Friday, March 01, 2013

Houston Chronicle: 'Too many troubling moments' on DA training video

The Houston Chronicle's editorial board opined today on the training video from the Harris County DA's office recently posted online by GOP blogger Big Jolly (see here and here, and prior Grits coverage). According to the paper:
Texas is now at the forefront of criminal justice reforms, all without sacrificing a tough-on-crime attitude. But the video of the district attorney's ethics training course, acquired by conservative political blog Big Jolly Politics, portrays an office that mocks this important progress, instead embracing an us vs. them mentality.

The hour-and-a-half video, available on YouTube, contains far too many troubling moments to be dismissed as an out-of-context fluke.

The most striking examples are when Anderson and Rob Kepple, the ethics trainer from the Texas District County Attorneys Association, treat the Innocence Project as if it is their enemy rather than a partner in criminal justice. Kepple even brags about "slamming" the group and defends prosecutors who fought against DNA testing. Kepple also mocks efforts to reduce the often budget-busting expense of our criminal justice system.
Read the rest. Kudos to Big Jolly for exposing the video and making it available for all to see. Clearly he wasn't the only one troubled by what he heard. Houston attorneys Paul Kennedy and Murray Newman have offered diametrically opposed views on the video in question. Newman, a former prosecutor, was a strong supporter of just-elected Harris DA Mike Anderson; Kennedy, who said the session reminded him of a "cult," obviously not so much.

5 comments:

Lee said...

Q: What do TX prosecutors have in common with a black hole?

A: They both suck.

Gritsforbreakfast said...

Lee, don't feed the trolls. There's no sense in debating whether prosecutors are good or bad as a class, any more than you can make sweeping generalizations about rednecks, black folks, frat boys or barbers. The only issue here is how one elected official and the DA's association chose to conduct a training. The prosecutors in the audience had no choice to not attend. Don't crap on them for it.

rodsmith said...

I'm with grits here. Not all DA's are bad just as not all cops are.

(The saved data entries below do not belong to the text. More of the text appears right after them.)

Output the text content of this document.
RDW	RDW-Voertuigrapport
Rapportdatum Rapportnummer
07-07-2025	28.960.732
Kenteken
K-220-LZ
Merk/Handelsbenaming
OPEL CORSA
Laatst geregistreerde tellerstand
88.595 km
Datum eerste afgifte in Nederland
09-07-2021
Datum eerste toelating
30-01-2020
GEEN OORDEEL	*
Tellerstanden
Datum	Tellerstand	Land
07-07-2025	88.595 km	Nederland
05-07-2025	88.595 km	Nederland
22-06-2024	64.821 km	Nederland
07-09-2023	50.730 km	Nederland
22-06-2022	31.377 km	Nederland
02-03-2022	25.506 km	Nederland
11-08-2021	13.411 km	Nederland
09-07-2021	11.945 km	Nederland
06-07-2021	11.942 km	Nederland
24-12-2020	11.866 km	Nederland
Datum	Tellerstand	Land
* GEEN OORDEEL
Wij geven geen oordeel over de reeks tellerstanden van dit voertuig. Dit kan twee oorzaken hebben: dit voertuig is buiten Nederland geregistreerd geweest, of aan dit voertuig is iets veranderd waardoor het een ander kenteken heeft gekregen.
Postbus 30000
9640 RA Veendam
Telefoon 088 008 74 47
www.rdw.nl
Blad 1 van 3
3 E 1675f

My only problem with them is when they know a fellow govt worker is a fraud or crook and do nothing!

Anonymous said...

The Innocence project started with the big lie: that OJ Simpson was innocent. They knew that was not true, but didn't care. This moment defined this organization and determined their culture. Is there any evidence that this organization has changed in all these years?

Anonymous said...

12:31:00 After all these years and the enemy is the Innocence Project?
You must really have it bad. There is not a more culturally conservative group in the country than the scientists and forensic investigators on whose body of work the IP rests. If your'er runnin' scared from the them its because you're afraid of taking responsibility for something you should be ashamed of.